Now that our family is complete (as far as we know now), he’s finally succumbing to his fate, knowing I’m at peace.  He’s stayed with me through the journey, and now his work is done and my little angel is flying home.  My dog saved my life, and he held on until our kids were all together before he laid down his furry head for the last time.

For my fellow pet-lovers, these animals are with us as companions through the hard and good times, aren’t they?

Pets don’t try to fix us.

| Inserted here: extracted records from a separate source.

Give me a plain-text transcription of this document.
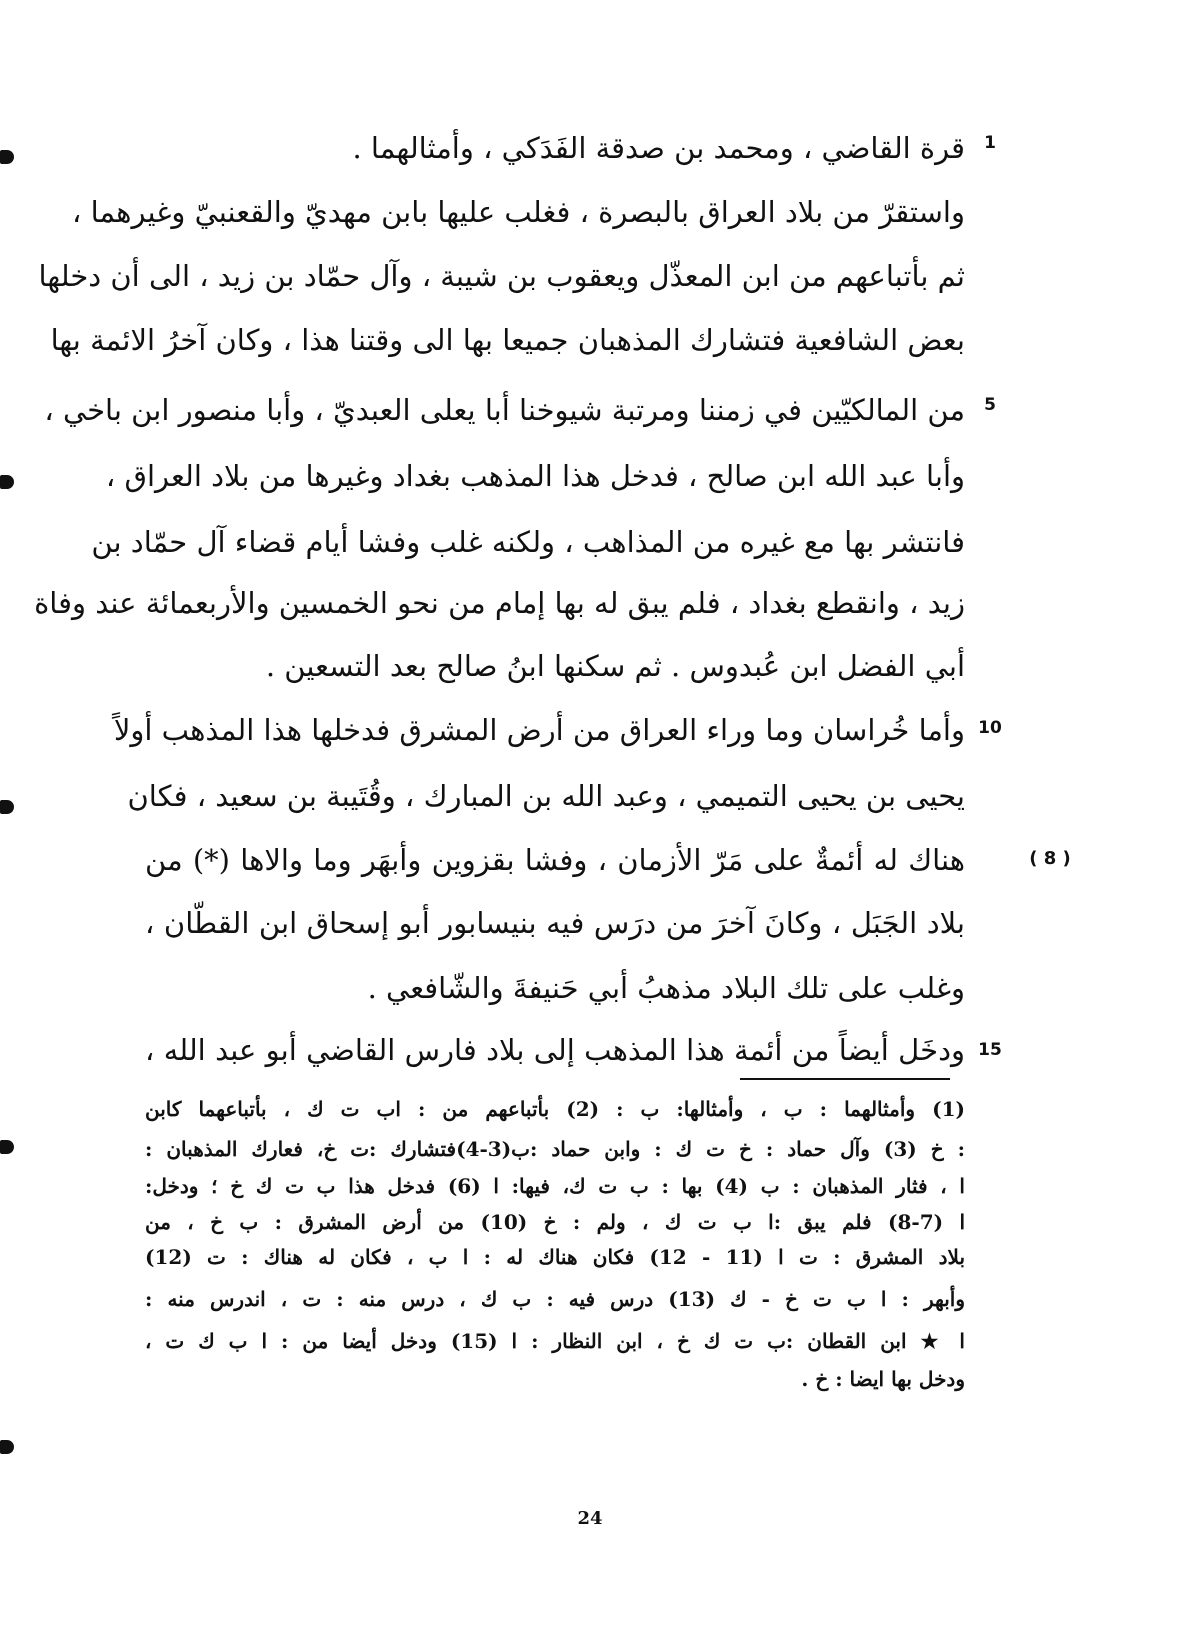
1
5
10
15
( 8 )
قرة القاضي ، ومحمد بن صدقة الفَدَكي ، وأمثالهما .
واستقرّ من بلاد العراق بالبصرة ، فغلب عليها بابن مهديّ والقعنبيّ وغيرهما ،
ثم بأتباعهم من ابن المعذّل ويعقوب بن شيبة ، وآل حمّاد بن زيد ، الى أن دخلها
بعض الشافعية فتشارك المذهبان جميعا بها الى وقتنا هذا ، وكان آخرُ الائمة بها
من المالكيّين في زمننا ومرتبة شيوخنا أبا يعلى العبديّ ، وأبا منصور ابن باخي ،
وأبا عبد الله ابن صالح ، فدخل هذا المذهب بغداد وغيرها من بلاد العراق ،
فانتشر بها مع غيره من المذاهب ، ولكنه غلب وفشا أيام قضاء آل حمّاد بن
زيد ، وانقطع بغداد ، فلم يبق له بها إمام من نحو الخمسين والأربعمائة عند وفاة
أبي الفضل ابن عُبدوس . ثم سكنها ابنُ صالح بعد التسعين .
وأما خُراسان وما وراء العراق من أرض المشرق فدخلها هذا المذهب أولاً
يحيى بن يحيى التميمي ، وعبد الله بن المبارك ، وقُتَيبة بن سعيد ، فكان
هناك له أئمةٌ على مَرّ الأزمان ، وفشا بقزوين وأبهَر وما والاها (*) من
بلاد الجَبَل ، وكانَ آخرَ من درَس فيه بنيسابور أبو إسحاق ابن القطّان ،
وغلب على تلك البلاد مذهبُ أبي حَنيفةَ والشّافعي .
ودخَل أيضاً من أئمة هذا المذهب إلى بلاد فارس القاضي أبو عبد الله ،
(1) وأمثالهما : ب ، وأمثالها: ب : (2) بأتباعهم من : اب ت ك ، بأتباعهما كابن
: خ (3) وآل حماد : خ ت ك : وابن حماد :ب(3-4)فتشارك :ت خ، فعارك المذهبان :
ا ، فثار المذهبان : ب (4) بها : ب ت ك، فيها: ا (6) فدخل هذا ب ت ك خ ؛ ودخل:
ا (7-8) فلم يبق :ا ب ت ك ، ولم : خ (10) من أرض المشرق : ب خ ، من
بلاد المشرق : ت ا (11 - 12) فكان هناك له : ا ب ، فكان له هناك : ت (12)
وأبهر : ا ب ت خ - ك (13) درس فيه : ب ك ، درس منه : ت ، اندرس منه :
ا ★ ابن القطان :ب ت ك خ ، ابن النظار : ا (15) ودخل أيضا من : ا ب ك ت ،
ودخل بها ايضا : خ .
24
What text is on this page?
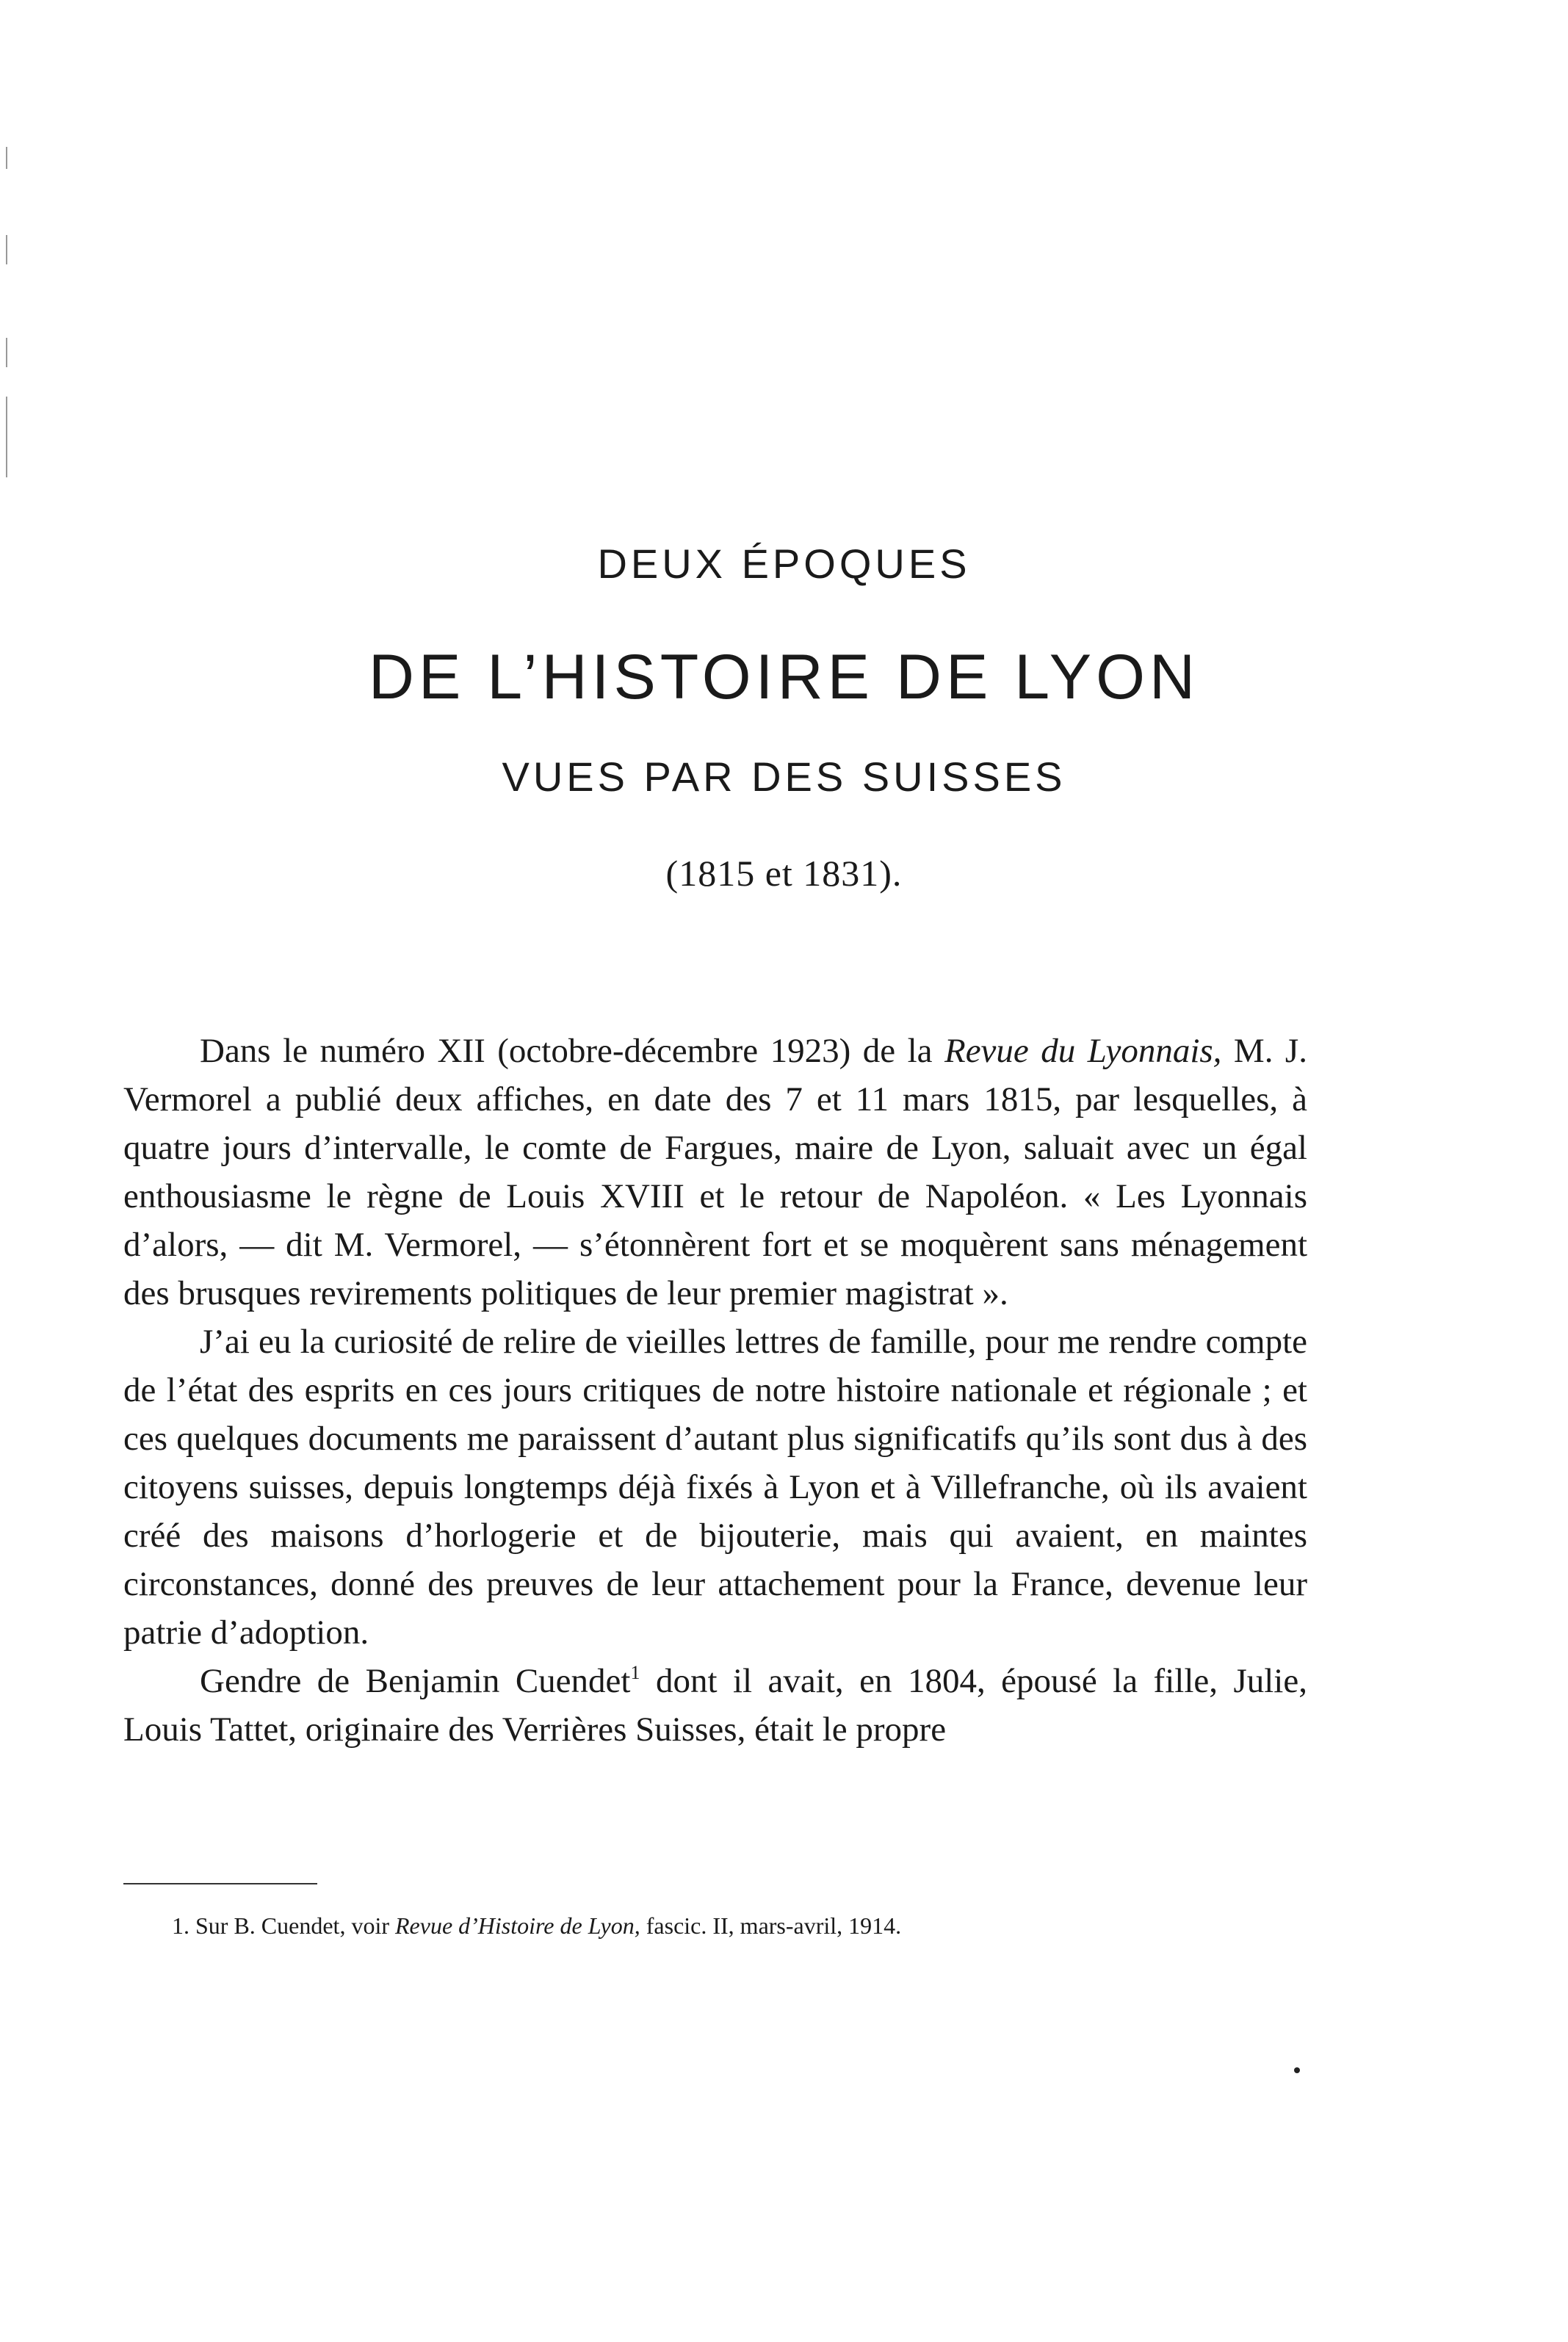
DEUX ÉPOQUES
DE L’HISTOIRE DE LYON
VUES PAR DES SUISSES
(1815 et 1831).

Dans le numéro XII (octobre-décembre 1923) de la Revue du Lyonnais, M. J. Vermorel a publié deux affiches, en date des 7 et 11 mars 1815, par lesquelles, à quatre jours d’intervalle, le comte de Fargues, maire de Lyon, saluait avec un égal enthousiasme le règne de Louis XVIII et le retour de Napoléon. « Les Lyonnais d’alors, — dit M. Vermorel, — s’étonnèrent fort et se moquèrent sans ménagement des brusques revirements politiques de leur premier magistrat ».

J’ai eu la curiosité de relire de vieilles lettres de famille, pour me rendre compte de l’état des esprits en ces jours critiques de notre histoire nationale et régionale ; et ces quelques documents me paraissent d’autant plus significatifs qu’ils sont dus à des citoyens suisses, depuis longtemps déjà fixés à Lyon et à Villefranche, où ils avaient créé des maisons d’horlogerie et de bijouterie, mais qui avaient, en maintes circonstances, donné des preuves de leur attachement pour la France, devenue leur patrie d’adoption.

Gendre de Benjamin Cuendet$^1$ dont il avait, en 1804, épousé la fille, Julie, Louis Tattet, originaire des Verrières Suisses, était le propre

1. Sur B. Cuendet, voir Revue d’Histoire de Lyon, fascic. II, mars-avril, 1914.
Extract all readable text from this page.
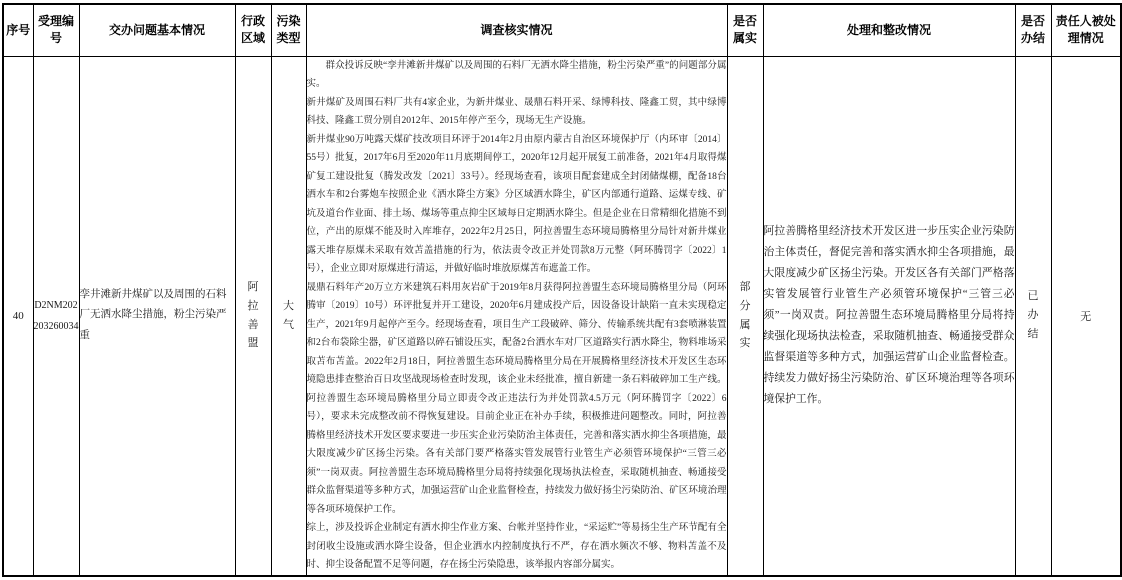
序号	受理编号	交办问题基本情况	行政区域	污染类型	调查核实情况	是否属实	处理和整改情况	是否办结	责任人被处理情况
40	D2NM202203260034	孪井滩新井煤矿以及周围的石料厂无洒水降尘措施，粉尘污染严重	阿拉善盟	大气	群众投诉反映“孪井滩新井煤矿以及周围的石料厂无洒水降尘措施，粉尘污染严重”的问题部分属实。

新井煤矿及周围石料厂共有4家企业，为新井煤业、晟鼎石料开采、绿博科技、隆鑫工贸，其中绿博科技、隆鑫工贸分别自2012年、2015年停产至今，现场无生产设施。

新井煤业90万吨露天煤矿技改项目环评于2014年2月由原内蒙古自治区环境保护厅（内环审〔2014〕55号）批复，2017年6月至2020年11月底期间停工，2020年12月起开展复工前准备，2021年4月取得煤矿复工建设批复（腾发改发〔2021〕33号）。经现场查看，该项目配套建成全封闭储煤棚，配备18台洒水车和2台雾炮车按照企业《洒水降尘方案》分区域洒水降尘，矿区内部通行道路、运煤专线、矿坑及道台作业面、排土场、煤场等重点抑尘区域每日定期洒水降尘。但是企业在日常精细化措施不到位，产出的原煤不能及时入库堆存，2022年2月25日，阿拉善盟生态环境局腾格里分局针对新井煤业露天堆存原煤未采取有效苫盖措施的行为，依法责令改正并处罚款8万元整（阿环腾罚字〔2022〕1号），企业立即对原煤进行清运，并做好临时堆放原煤苫布遮盖工作。

晟鼎石料年产20万立方米建筑石料用灰岩矿于2019年8月获得阿拉善盟生态环境局腾格里分局（阿环腾审〔2019〕10号）环评批复并开工建设，2020年6月建成投产后，因设备设计缺陷一直未实现稳定生产，2021年9月起停产至今。经现场查看，项目生产工段破碎、筛分、传输系统共配有3套喷淋装置和2台布袋除尘器，矿区道路以碎石铺设压实，配备2台洒水车对厂区道路实行洒水降尘，物料堆场采取苫布苫盖。2022年2月18日，阿拉善盟生态环境局腾格里分局在开展腾格里经济技术开发区生态环境隐患排查整治百日攻坚战现场检查时发现，该企业未经批准，擅自新建一条石料破碎加工生产线。阿拉善盟生态环境局腾格里分局立即责令改正违法行为并处罚款4.5万元（阿环腾罚字〔2022〕6号），要求未完成整改前不得恢复建设。目前企业正在补办手续，积极推进问题整改。同时，阿拉善腾格里经济技术开发区要求要进一步压实企业污染防治主体责任，完善和落实洒水抑尘各项措施，最大限度减少矿区扬尘污染。各有关部门要严格落实管发展管行业管生产必须管环境保护“三管三必须”一岗双责。阿拉善盟生态环境局腾格里分局将持续强化现场执法检查，采取随机抽查、畅通接受群众监督渠道等多种方式，加强运营矿山企业监督检查，持续发力做好扬尘污染防治、矿区环境治理等各项环境保护工作。

综上，涉及投诉企业制定有洒水抑尘作业方案、台帐并坚持作业，“采运贮”等易扬尘生产环节配有全封闭收尘设施或洒水降尘设备，但企业洒水内控制度执行不严，存在洒水频次不够、物料苫盖不及时、抑尘设备配置不足等问题，存在扬尘污染隐患，该举报内容部分属实。	部分属实	阿拉善腾格里经济技术开发区进一步压实企业污染防治主体责任，督促完善和落实洒水抑尘各项措施，最大限度减少矿区扬尘污染。开发区各有关部门严格落实管发展管行业管生产必须管环境保护“三管三必须”一岗双责。阿拉善盟生态环境局腾格里分局将持续强化现场执法检查，采取随机抽查、畅通接受群众监督渠道等多种方式，加强运营矿山企业监督检查。持续发力做好扬尘污染防治、矿区环境治理等各项环境保护工作。	已办结	无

They just curl up and share our pain.

They serve as fuzzy markers of our memories, and my mind is flooded with good ones from the last decade.  I’m back in D.C. carrying puppy Spike in my purse to my job in the costume shop at The Shakespeare Theatre.  The time he pooped on the floor in front of my boss, the time he started humping his toy when I was taking measurements of an actress.  The way his body fit perfectly into the curve of mine at 6am when I wasn’t quite ready to face the day.  The way we’d share popcorn at night and how he’d tear around the house soaking wet after a bath.

– – – – – – – – – – – – – – – – – – – – – – – – – – – – – – – – – – – – – – – – – – – – – – – – – – – – – – – – – – – –

“Spike,” I sobbed, “Please don’t go.  I’m not ready.  It’s not enough time.  Stay.  Please stay with me.”

Spike looked at me through fading eyes as if to say, “You can do this.  You’re ready.  I’ve given you everything I have.”

I touched his dry, blackened tongue, once soft and bubblegum pink.  I placed my hand on his heart, thumping deep in his sunken chest, and I felt it slow and stop beating.

He was gone.

I keep seeing him out of the corner of my eye, as if he’s just gotten up to leave the room.  A bag rustles on the table and I look up, thinking it’s my friend.  I hear his paw on the front door and check the corner for his body curled up asleep.

He isn’t here anymore.

But my three kids are.  They giggle as they practice cartwheels in the kitchen and I might not be there to see them if it weren’t for a little Yorkie who gave me the strength and companionship to wait.  To hold on, to stroke his soft hair, breathe into the waiting, pray for perseverance with tears dripping onto his back, and make it to this moment, when I finally possessed the strength to say good-bye.

Our next dog will be for them, for the precious kids shrieking through my house.  A rough and tumble, friendly and rowdy kind of kids’ dog.  Spike…well, Spike was for me.  We were each other’s, and his memories will nestle in my happy heart forever.

I am grieving.  But even in my grief there is gratitude for the friend that stood by me to the end.